Quando se obriga o banco pagar essa conta, restaura-se o império da ordem jurídica, impondo a quem causa prejuízo por sua atividade profissional, o dever de restituir e compensar as agruras suportadas. Errado e extremamente injusto seria liberar o banco das consequências nocivas da abertura de conta-corrente com documentos falsos, sendo necessário advertir que esse resultado anormal poderia ocorrer caso obrigasse a vítima a provar a culpa do preposto do banco que abriu a conta-corrente e entregou cheques para um falsário. Daí a grande virtude da súmula 479.

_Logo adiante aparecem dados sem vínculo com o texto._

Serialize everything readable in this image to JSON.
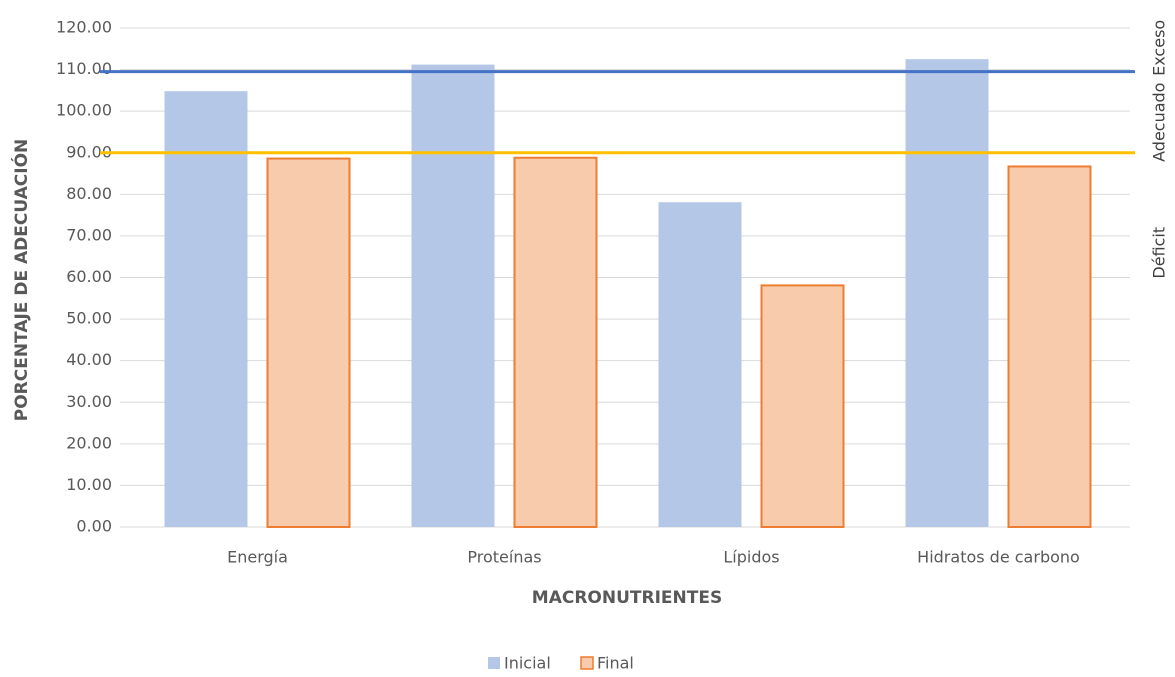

Todavia, não é permitido generalizar e crer que a súmula resolverá todos os problemas que surgem com os bancos e cumpre advertir que o enunciado sumulado foi redigido para situações específicas, competindo ao intérprete conferir os pressupostos de sua incidência para evitar erros. A chave para adequar o enunciado ao caso concreto está na expressão “fortuito interno”, uma modalidade do caso fortuito previsto no art. 393 do CC. O devedor não responde quando o dano é provocado pela própria vítima ou quando não poderia prever e evitar uma ocorrência avassaladora, como um terremoto, rotulado de fortuito externo (fora da empresa). Responderá, contudo, quando o caso, que poderia ser caracterizado como fortuito, decorre da própria empresa ou ao modo com que realiza a atividade que desenvolve para obtenção de lucro. O delito ou a fraude cometida por um terceiro que usa documentos falsificados ou que se apresenta com perfil falso não isenta o banco de pagar o prejuízo porque isso é considerado fortuito interno, isto é, não está incluído o requisito da externidade (estranha à atividade).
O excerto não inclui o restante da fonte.